この空の彼方




昼間のことが嘘のように、みんなで夕餉を楽しんだ。



軍で初めて料理をしたという灯世の腕はなかなかのもので、芦多は舌を巻いた。



褒めると、予想通りに照れる。



そこがまた可愛くて。



芦多は始終微笑んでいた。



「まったく、芦多様もすっかり柔らかくなりましたね。」



パチパチと燃える焚き火を見つめながら、敦賀が言う。



そうだな、と周りの連中も敦賀に同意した。



「どういう意味だ。」



むっとして問うが、みんな涼しい顔だ。



「昔はもっと近寄りがたかったんですよ。
憧れであることにかわりはなかったんですけどね。」


「しっかし、到底話しかけられる雰囲気ではなかったなぁ。
千歳様達が不思議で仕方なかった。

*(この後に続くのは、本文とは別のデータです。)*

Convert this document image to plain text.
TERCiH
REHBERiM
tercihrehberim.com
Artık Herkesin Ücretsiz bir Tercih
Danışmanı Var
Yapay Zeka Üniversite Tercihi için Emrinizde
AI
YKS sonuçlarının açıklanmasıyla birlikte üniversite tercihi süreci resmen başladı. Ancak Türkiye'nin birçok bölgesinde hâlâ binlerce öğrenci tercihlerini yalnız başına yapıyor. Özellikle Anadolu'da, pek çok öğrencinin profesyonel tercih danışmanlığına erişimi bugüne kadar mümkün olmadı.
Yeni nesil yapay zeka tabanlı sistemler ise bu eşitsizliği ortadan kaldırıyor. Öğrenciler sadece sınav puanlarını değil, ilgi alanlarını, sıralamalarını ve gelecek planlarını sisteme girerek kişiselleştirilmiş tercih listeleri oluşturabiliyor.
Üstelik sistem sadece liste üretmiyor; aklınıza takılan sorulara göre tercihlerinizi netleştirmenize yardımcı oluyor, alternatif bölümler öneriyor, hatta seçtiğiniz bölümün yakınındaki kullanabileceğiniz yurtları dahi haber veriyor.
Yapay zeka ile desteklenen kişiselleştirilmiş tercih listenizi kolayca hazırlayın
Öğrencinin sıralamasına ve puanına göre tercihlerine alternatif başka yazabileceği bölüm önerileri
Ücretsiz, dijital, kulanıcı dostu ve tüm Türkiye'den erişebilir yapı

」


「そうそう。
でも、灯世様が奉公に上がってからは目に見えて変わってった。」



しみじみと、型の連中は芦多の話を始める。



隣の灯世は真剣な表情で聞いているが、本人はたまったものではない。



「おい、やめろ。」


「いいじゃないですかい。
こうやって話す機会なんて滅多にないですよ。」



酒など飲んではいないのに、妙に気分の高揚にているらしい兵士達はかまわずに続ける。



「こうやって話せる日がくるなんて、思ってもみなかったなぁ。」


「それに、こんなに甘い声を聴けるなんて、ね。」



一人が「灯世。」と芦多の声色を真似る。



「まぁ。」



灯世が赤くなった。



「そんな。」


「いえいえ、本人達はわからないかもしれませんが、はたから聞いているとこんなもんですよ。」



そうなのか…。



芦多は頭を抱えた。



これから公衆の前では行動を控えよう。